Once again, I would like to thank my uncle for sharing his precious photos with us.
Really interesting! It’s the first I’ve heard of such a ceremony. Nice photos too!
I love this post, I wish you had written this in 2010 when I got married. I’m Chinese my husband isn’t, but we decided to do a tea ceremony for tradition. My husband didn’t really understand, but he went with it!
Wow! a very interesting post. never knew about the tea ceremony. It made me realise how little we know about different cultures and traditions.
Great photos. I love reading about different traditions. You look very happy on your wedding day
I’d not heard of this before, really interesting! great photos x
Oh wow what a fabulous post. It’s such a wonderful tradition too, I wish we had something like this. I love the photos too, always find old photos intriguing 🙂
This sounds like a beautiful idea and something I never knew before. Thank you for sharing.
What a lovely tradition, something that brings families together is missing in our culture
This is a very interesting post, I had never heard of the tea ceremony before so it’s always nice to learn new things x
I’d not heard of the tea ceremony before so this was lovely to read about. Thanks for sharing.
This is fascinating! Thank you so much for sharing the photos too x
This is really interesting to learn about and it’s lovely to see you family photos.
Thanks for sharing this with us, it is so great to read about other traditions x
Thank you so much for sharing this special tradition with us. I absolutely love the photos and have learnt something new today.
I am really enjoying this series. Wow I would love to take part in a Tea Ceremony
This is really lovely, a great way to honour and show respect for the older members of the family.
What a lovely ceremony! I have my own mini tea ceremony every night with jasmine tea in my lovely tea pot I brought back from Beijing. I love tea and it’s such a sociable drink, pouring cups for each other and taking it in turns to fill up the pot. I’ve never heard of a wedding tea ceremony though but it looks so lovely and is great to learn about, thank you!
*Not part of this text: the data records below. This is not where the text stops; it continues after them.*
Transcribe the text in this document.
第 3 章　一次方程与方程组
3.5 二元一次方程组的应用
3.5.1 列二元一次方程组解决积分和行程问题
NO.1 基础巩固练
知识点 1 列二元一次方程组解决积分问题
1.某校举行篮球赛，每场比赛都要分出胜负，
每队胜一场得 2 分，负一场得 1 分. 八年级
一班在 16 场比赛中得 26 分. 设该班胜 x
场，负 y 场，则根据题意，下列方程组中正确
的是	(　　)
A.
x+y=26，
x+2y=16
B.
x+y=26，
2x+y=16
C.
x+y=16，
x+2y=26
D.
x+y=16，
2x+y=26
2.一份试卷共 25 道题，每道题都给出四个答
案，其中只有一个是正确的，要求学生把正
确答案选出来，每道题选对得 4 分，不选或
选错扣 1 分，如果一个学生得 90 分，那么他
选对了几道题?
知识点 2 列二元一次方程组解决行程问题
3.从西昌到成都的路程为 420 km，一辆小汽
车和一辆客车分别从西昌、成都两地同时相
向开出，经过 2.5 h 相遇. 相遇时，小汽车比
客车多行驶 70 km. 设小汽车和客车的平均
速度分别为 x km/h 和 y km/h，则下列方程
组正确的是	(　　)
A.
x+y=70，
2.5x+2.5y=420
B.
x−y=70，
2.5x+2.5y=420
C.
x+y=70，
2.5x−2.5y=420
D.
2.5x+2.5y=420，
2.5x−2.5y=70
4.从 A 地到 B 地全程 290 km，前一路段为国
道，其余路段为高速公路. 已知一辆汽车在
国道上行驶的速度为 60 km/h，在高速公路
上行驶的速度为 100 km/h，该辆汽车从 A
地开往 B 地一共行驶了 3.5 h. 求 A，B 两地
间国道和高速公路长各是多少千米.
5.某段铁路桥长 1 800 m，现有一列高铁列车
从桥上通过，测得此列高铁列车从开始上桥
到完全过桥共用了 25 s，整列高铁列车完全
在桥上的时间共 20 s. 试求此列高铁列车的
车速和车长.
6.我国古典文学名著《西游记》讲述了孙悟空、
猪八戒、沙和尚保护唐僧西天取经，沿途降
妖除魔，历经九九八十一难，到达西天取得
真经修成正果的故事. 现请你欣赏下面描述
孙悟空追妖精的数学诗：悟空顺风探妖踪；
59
That’s so sweet and nice. It’s such a simple thing, but it is very reverent 🙂
Oh, lovely tradition that shows care and respect for the elders and the family!
This looks like a lovely respectful tradition and one that I think we can all relate to for a wedding is a time for all generations to be together. Looking at the photos is lovely too 🙂
Great post! I am really enjoying reading about your Chinese culture. This sounds like a really nice ceremony and I love all of the photos.